The report outlines a vision for ensuring that the UK’s busiest rail network and its second largest airport are properly integrated, supporting the UK’s future international connectivity and the needs of the commuter.
If Britain is to compete on a global stage it must have strong air links to the emerging markets.
The UK trades about twenty times as much with countries with daily (or better) direct flight connections as it does with countries with poor connectivity.
Gatwick currently operates at around 78 per cent capacity so is able to accommodate more flights and support the economic wellbeing of the UK.
Gatwick has already opened new routes to key trading partners, including direct routes to China, Hong Kong, South Korea & Vietnam.
Rail links however are critical to attracting new airlines: research shows that airlines rate surface access to an airport as one of the top three critical reasons for locating there.
Commenting on the report, Guy Stephenson, Gatwick Airport’s chief commercial officer, said: “Passengers’ journeys from plane to train to the heart of London from Gatwick are the fastest and most convenient of all London airports and airlines are choosing to operate from Gatwick because of our connectivity to London.
“However, the report shows that a passenger’s impressions of Gatwick’s rail links lag behind other London airports and the capabilities of the trains on the Gatwick Express rank below equivalents at Heathrow, Hong Kong, Kuala Lumpur and Stockholm airports.

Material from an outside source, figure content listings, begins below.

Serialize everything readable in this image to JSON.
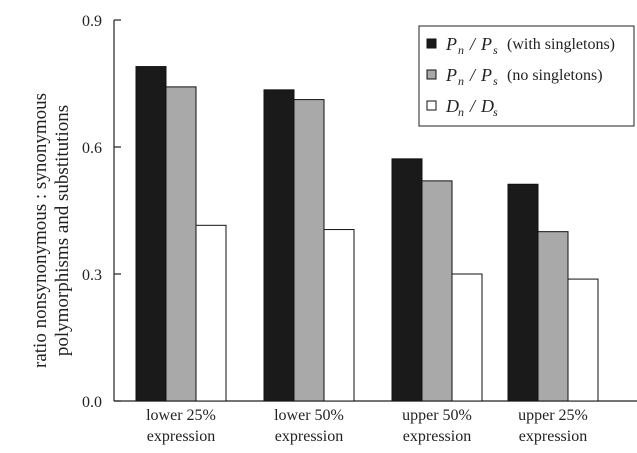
{
  "chart_data": {
    "type": "bar",
    "title": "",
    "xlabel": "",
    "ylabel": [
      "ratio nonsynonymous : synonymous",
      "polymorphisms and substitutions"
    ],
    "ylim": [
      0,
      0.9
    ],
    "yticks": [
      "0.0",
      "0.3",
      "0.6",
      "0.9"
    ],
    "categories": [
      [
        "lower 25%",
        "expression"
      ],
      [
        "lower 50%",
        "expression"
      ],
      [
        "upper 50%",
        "expression"
      ],
      [
        "upper 25%",
        "expression"
      ]
    ],
    "series": [
      {
        "name": "Pn / Ps (with singletons)",
        "sym": [
          "P",
          "n",
          "P",
          "s"
        ],
        "suffix": "(with singletons)",
        "color": "#1a1a1a",
        "values": [
          0.79,
          0.735,
          0.572,
          0.512
        ]
      },
      {
        "name": "Pn / Ps (no singletons)",
        "sym": [
          "P",
          "n",
          "P",
          "s"
        ],
        "suffix": "(no singletons)",
        "color": "#a9a9a9",
        "values": [
          0.742,
          0.712,
          0.52,
          0.4
        ]
      },
      {
        "name": "Dn / Ds",
        "sym": [
          "D",
          "n",
          "D",
          "s"
        ],
        "suffix": "",
        "color": "#ffffff",
        "values": [
          0.415,
          0.405,
          0.3,
          0.288
        ]
      }
    ],
    "legend": "top-right",
    "grid": false
  }
}
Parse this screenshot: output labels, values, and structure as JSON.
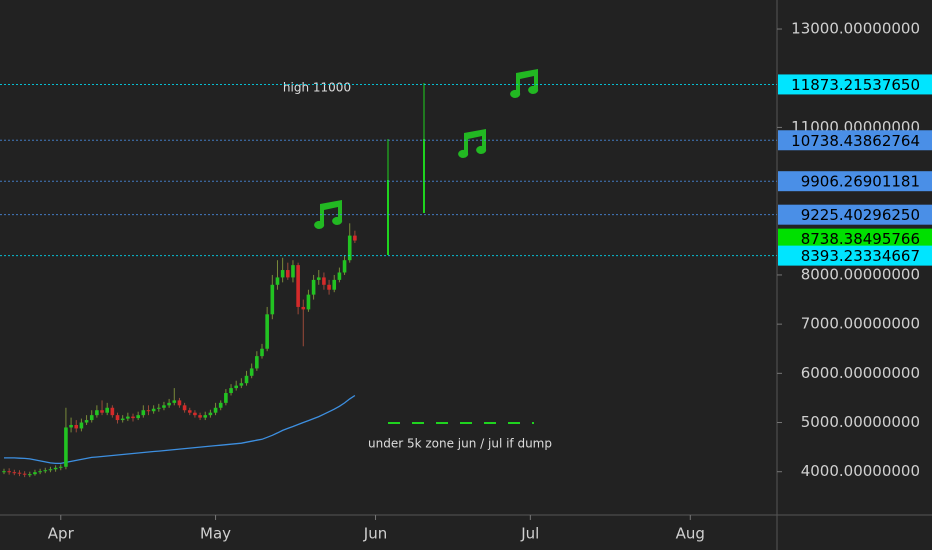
{
  "chart_data": {
    "type": "candlestick",
    "categories": [
      "Apr",
      "May",
      "Jun",
      "Jul",
      "Aug"
    ],
    "open": [
      4000,
      4010,
      3990,
      3980,
      3960,
      3940,
      3950,
      3990,
      4010,
      4030,
      4050,
      4080,
      4100,
      4900,
      4950,
      4880,
      5000,
      5050,
      5150,
      5250,
      5200,
      5300,
      5150,
      5050,
      5080,
      5120,
      5090,
      5150,
      5250,
      5230,
      5280,
      5300,
      5350,
      5400,
      5450,
      5350,
      5250,
      5200,
      5150,
      5100,
      5150,
      5200,
      5300,
      5400,
      5600,
      5700,
      5750,
      5800,
      5950,
      6100,
      6350,
      6500,
      7200,
      7800,
      7950,
      8100,
      7950,
      8200,
      7350,
      7300,
      7600,
      7900,
      7950,
      7800,
      7700,
      7900,
      8050,
      8300,
      8800
    ],
    "high": [
      4060,
      4070,
      4040,
      4030,
      4010,
      4000,
      4040,
      4060,
      4080,
      4100,
      4130,
      4150,
      5300,
      5100,
      5050,
      5080,
      5150,
      5250,
      5350,
      5450,
      5400,
      5350,
      5200,
      5150,
      5200,
      5180,
      5220,
      5350,
      5350,
      5350,
      5380,
      5420,
      5480,
      5700,
      5500,
      5400,
      5300,
      5250,
      5200,
      5220,
      5260,
      5400,
      5450,
      5680,
      5780,
      5850,
      5900,
      6050,
      6200,
      6450,
      6600,
      7350,
      8000,
      8300,
      8350,
      8250,
      8300,
      8250,
      7500,
      7700,
      8000,
      8100,
      8050,
      7900,
      8000,
      8150,
      8400,
      9050,
      8900
    ],
    "low": [
      3950,
      3940,
      3930,
      3910,
      3890,
      3890,
      3920,
      3950,
      3970,
      3990,
      4000,
      4030,
      4050,
      4800,
      4800,
      4820,
      4950,
      5000,
      5100,
      5150,
      5150,
      5100,
      4980,
      5000,
      5030,
      5020,
      5050,
      5100,
      5150,
      5180,
      5220,
      5250,
      5300,
      5350,
      5300,
      5200,
      5150,
      5100,
      5050,
      5050,
      5100,
      5150,
      5250,
      5350,
      5550,
      5650,
      5700,
      5750,
      5900,
      6050,
      6300,
      6450,
      7100,
      7700,
      7850,
      7900,
      7850,
      7200,
      6550,
      7250,
      7500,
      7800,
      7700,
      7600,
      7650,
      7850,
      8000,
      8250,
      8650
    ],
    "close": [
      4010,
      3990,
      3980,
      3960,
      3940,
      3950,
      3990,
      4010,
      4030,
      4050,
      4080,
      4100,
      4900,
      4950,
      4880,
      5000,
      5050,
      5150,
      5250,
      5200,
      5300,
      5150,
      5050,
      5080,
      5120,
      5090,
      5150,
      5250,
      5230,
      5280,
      5300,
      5350,
      5400,
      5450,
      5350,
      5250,
      5200,
      5150,
      5100,
      5150,
      5200,
      5300,
      5400,
      5600,
      5700,
      5750,
      5800,
      5950,
      6100,
      6350,
      6500,
      7200,
      7800,
      7950,
      8100,
      7950,
      8200,
      7350,
      7300,
      7600,
      7900,
      7950,
      7800,
      7700,
      7900,
      8050,
      8300,
      8800,
      8700
    ],
    "up_color": "#22c322",
    "down_color": "#d42a2a",
    "ma": {
      "color": "#3d8fe0",
      "values": [
        4280,
        4280,
        4280,
        4275,
        4270,
        4260,
        4240,
        4220,
        4200,
        4180,
        4170,
        4170,
        4190,
        4210,
        4230,
        4250,
        4270,
        4290,
        4300,
        4310,
        4320,
        4330,
        4340,
        4350,
        4360,
        4370,
        4380,
        4390,
        4400,
        4410,
        4420,
        4430,
        4440,
        4450,
        4460,
        4470,
        4480,
        4490,
        4500,
        4510,
        4520,
        4530,
        4540,
        4550,
        4560,
        4570,
        4580,
        4600,
        4620,
        4640,
        4660,
        4700,
        4740,
        4790,
        4840,
        4880,
        4920,
        4960,
        5000,
        5040,
        5080,
        5120,
        5170,
        5220,
        5270,
        5330,
        5400,
        5480,
        5550
      ]
    },
    "ylim": [
      3120,
      13590
    ],
    "yticks": [
      {
        "value": 4000,
        "label": "4000.00000000"
      },
      {
        "value": 5000,
        "label": "5000.00000000"
      },
      {
        "value": 6000,
        "label": "6000.00000000"
      },
      {
        "value": 7000,
        "label": "7000.00000000"
      },
      {
        "value": 8000,
        "label": "8000.00000000"
      },
      {
        "value": 11000,
        "label": "11000.00000000"
      },
      {
        "value": 13000,
        "label": "13000.00000000"
      }
    ],
    "levels": [
      {
        "value": 11873.2153765,
        "label": "11873.21537650",
        "color": "#00e5ff",
        "line": true
      },
      {
        "value": 10738.43862764,
        "label": "10738.43862764",
        "color": "#4a8fe7",
        "line": true
      },
      {
        "value": 9906.26901181,
        "label": "9906.26901181",
        "color": "#4a8fe7",
        "line": true
      },
      {
        "value": 9225.4029625,
        "label": "9225.40296250",
        "color": "#4a8fe7",
        "line": true
      },
      {
        "value": 8738.38495766,
        "label": "8738.38495766",
        "color": "#00e000",
        "line": false
      },
      {
        "value": 8393.23334667,
        "label": "8393.23334667",
        "color": "#00e5ff",
        "line": true
      }
    ],
    "annotations": [
      "high 11000",
      "under 5k zone jun / jul if dump"
    ]
  }
}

“We have the capacity to handle more flights and strengthen our country’s trade links with emerging markets. But if Gatwick is to continue attracting the new routes the economy needs, its rail links must improve in quality and extent.”
Enhancing the rail links is critical: the number of people travelling between Gatwick and London by rail could increase by 30 per cent in eight years and the number of non-air passengers travelling on the same services could grow by 29 per cent.
With limited capacity on rail networks in the South East, a clear balance must be struck between Government, the train operators and Network Rail around catering for the needs of both airport passengers and commuters.
A win-win solution is possible, and without this it will be difficult for Gatwick to grow to support the UK economy’s demand for international connectivity.
The report, prepared by Arup, proposes that any new proposed rail franchise should seek to cater for the needs of air passengers and commuters in the South East, and should require rail links to and from Gatwick to be improved.
In particular, any new operator must provide a direct, express rail link to London with new carriages and re-introduce an on-board ticketing service.